Das Goetheinstitut geht wohl davon aus, dass Herr Wüst über ein (wie die Tageszeitung Die Welt es formuliert) “fragiles Rechtsbewusstsein” verfügt, das Gegenteil ist der Fall. Wer fünf Jahre in Ramallah die regelmäßigen Schikanen und den Terror der israelischen Armee miterlebt, ihn als Bewohner der Stadt zwangsläufig mit den Palästinensern teilt, kann die Israelis nicht als einzige Opfer des Konfliktes wahrnehmen. Er sieht mit eigenen Augen, dass die militärische Gewalt der Israelis eben nicht vor allem zur Verteidigung dient, sondern auch eine Form der Aggression gegen unschuldige Zivilisten ist. Angesichts des Ungleichgewichts zwischen hochgerüsteten israelischen Soldaten und sich mit bloßen Händen wehrenden Palästinensern kann selbst ein unpolitischer Besucher nicht neutral bleiben. Dass ein Goetheinstitutsleiter nach fünf Jahren Ramallah palästinensische Selbstmordattentäter nicht mit Terroristen gleichsetzt, sondern sie als Widerstandskämpfer betrachtet, ist gerade ein Zeichen von Aufgeklärtheit und Rechtsbewusstsein. Dies nicht nur zu denken (wie übrigens viele europäische Regierungsvertreter im Nahen Osten) sondern auch öffentlich zu sagen, mögen manche für naiv und unklug halten, ich finde es ehrlich.

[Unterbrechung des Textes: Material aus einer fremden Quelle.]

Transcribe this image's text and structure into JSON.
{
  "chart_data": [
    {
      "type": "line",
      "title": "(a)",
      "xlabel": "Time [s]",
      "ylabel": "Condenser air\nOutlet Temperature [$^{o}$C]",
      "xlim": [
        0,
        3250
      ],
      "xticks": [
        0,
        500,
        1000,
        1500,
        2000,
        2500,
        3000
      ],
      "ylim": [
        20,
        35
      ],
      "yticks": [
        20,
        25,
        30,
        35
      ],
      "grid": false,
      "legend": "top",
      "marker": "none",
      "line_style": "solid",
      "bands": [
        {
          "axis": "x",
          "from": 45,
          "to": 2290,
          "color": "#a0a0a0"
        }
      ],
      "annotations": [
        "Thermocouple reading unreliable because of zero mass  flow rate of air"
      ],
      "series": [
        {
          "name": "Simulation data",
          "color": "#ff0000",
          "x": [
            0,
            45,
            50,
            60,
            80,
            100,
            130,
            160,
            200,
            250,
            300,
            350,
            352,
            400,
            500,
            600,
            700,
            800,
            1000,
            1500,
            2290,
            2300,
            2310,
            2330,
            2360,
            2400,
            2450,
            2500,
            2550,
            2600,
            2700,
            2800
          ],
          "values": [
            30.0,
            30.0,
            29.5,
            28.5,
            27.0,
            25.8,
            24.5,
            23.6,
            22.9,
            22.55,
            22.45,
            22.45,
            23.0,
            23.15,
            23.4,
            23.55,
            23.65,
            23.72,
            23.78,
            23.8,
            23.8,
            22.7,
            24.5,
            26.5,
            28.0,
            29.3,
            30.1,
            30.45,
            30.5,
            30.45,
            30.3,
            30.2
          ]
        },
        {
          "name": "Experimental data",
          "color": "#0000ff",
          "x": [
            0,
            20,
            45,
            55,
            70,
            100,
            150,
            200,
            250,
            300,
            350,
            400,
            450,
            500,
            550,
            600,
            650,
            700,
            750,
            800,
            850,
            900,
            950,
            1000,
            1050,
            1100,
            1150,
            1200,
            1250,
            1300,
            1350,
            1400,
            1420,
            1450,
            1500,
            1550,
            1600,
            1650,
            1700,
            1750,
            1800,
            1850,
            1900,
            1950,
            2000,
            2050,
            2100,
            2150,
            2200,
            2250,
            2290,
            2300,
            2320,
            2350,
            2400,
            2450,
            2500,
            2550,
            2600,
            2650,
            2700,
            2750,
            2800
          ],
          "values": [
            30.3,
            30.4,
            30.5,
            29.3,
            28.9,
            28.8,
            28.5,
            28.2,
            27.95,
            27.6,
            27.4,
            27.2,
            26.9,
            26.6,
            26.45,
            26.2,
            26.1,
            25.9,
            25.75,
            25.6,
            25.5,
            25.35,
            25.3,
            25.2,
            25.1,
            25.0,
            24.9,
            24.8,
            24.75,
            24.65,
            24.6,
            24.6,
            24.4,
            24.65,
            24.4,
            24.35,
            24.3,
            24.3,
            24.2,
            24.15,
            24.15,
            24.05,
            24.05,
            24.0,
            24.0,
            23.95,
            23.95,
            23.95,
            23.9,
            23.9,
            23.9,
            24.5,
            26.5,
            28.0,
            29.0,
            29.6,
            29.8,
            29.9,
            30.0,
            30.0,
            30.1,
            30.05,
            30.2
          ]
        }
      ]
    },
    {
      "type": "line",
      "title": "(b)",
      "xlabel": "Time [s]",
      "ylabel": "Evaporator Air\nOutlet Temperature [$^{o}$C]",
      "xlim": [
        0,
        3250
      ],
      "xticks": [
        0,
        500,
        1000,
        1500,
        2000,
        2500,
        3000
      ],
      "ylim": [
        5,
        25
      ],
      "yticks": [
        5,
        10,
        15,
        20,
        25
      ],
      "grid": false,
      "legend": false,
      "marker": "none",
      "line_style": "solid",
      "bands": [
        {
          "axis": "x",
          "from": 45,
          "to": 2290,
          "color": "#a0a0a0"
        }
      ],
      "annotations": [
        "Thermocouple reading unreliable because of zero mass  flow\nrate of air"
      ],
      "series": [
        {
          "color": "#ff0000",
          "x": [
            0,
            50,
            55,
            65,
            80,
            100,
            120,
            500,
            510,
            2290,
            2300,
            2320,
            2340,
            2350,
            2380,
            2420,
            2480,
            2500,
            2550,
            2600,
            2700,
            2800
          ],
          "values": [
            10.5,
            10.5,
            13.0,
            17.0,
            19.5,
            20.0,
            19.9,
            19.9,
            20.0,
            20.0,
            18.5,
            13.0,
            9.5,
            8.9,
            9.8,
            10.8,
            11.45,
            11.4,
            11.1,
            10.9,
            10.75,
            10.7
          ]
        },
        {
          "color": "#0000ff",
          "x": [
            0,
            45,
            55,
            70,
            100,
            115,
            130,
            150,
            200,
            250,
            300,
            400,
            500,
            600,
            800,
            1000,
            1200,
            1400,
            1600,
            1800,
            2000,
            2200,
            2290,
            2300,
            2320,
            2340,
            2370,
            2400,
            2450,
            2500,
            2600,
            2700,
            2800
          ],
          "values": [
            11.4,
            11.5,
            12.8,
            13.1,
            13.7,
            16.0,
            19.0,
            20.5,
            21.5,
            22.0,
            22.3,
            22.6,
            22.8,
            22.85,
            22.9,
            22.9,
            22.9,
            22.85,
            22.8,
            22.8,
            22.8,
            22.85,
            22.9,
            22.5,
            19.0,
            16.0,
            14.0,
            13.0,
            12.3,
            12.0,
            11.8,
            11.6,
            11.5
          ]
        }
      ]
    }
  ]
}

Ich weiß nicht, ob Ihnen, verehrte Frau Limbach, bewusst ist, dass die Veranstaltung in Berlin anders verlaufen wäre, hätte sie vor einem Jahr stattgefunden. Kurz nach dem 11. September war eine breite öffentliche Diskussion über die Definition des Terrorismus im Gange. Dabei wurde in den Medien von verschiedenen Fachleuten darauf hingewiesen, dass nicht jede Form von Gewalt in den großen Topf des internationalen Terrorismus passt. Widerstand gegen Unterdrückung von staatlicher Seite verläuft in den seltensten Fällen gewaltfrei, erst recht wenn der Staat selbst Gewalt ausübt. Und wenn wir in Europa stolz sind auf die französische Revolution, ist es meiner Meinung nach anmaßend, heutige Widerstandbewegungen anderswo in der Welt als Terrorismus zu deklarieren und ihnen damit jede Berechtigung zu entziehen. Damit Sie mich nicht falsch verstehen: Ich verurteile jede Form von Gewalt, erst recht jene, die unschuldige da unbeteiligte Zivilisten trifft. Sie ist durch nichts zu rechtfertigen, aber in vielen Fällen zu erklären. So sind palästinensische Selbstmordattentäter nicht als solche geboren, ihr Leben, ihre menschenunwürdige Existenz in den besetzen Gebieten, ihre Erfahrung mit der Besatzungsmacht Israel hat sie zu solchen gemacht. Sie haben schlicht nichts zu verlieren, wenn sie sich umbringen. Wer will, dass Menschen in Palästina aufhören, sich und andere in die Luft zu sprengen, gebe den Palästinensern Waffen, damit sie sich wehren können. Oder entwaffne die Israelis. Die eine Partei jedoch jahrzehntelang aufzurüsten, sie zur best bewaffneten Nation der Region zu machen und den anderen den Besitz von Waffen zu verbieten, widerspricht dem deutschen Rechtsverständnis zutiefst.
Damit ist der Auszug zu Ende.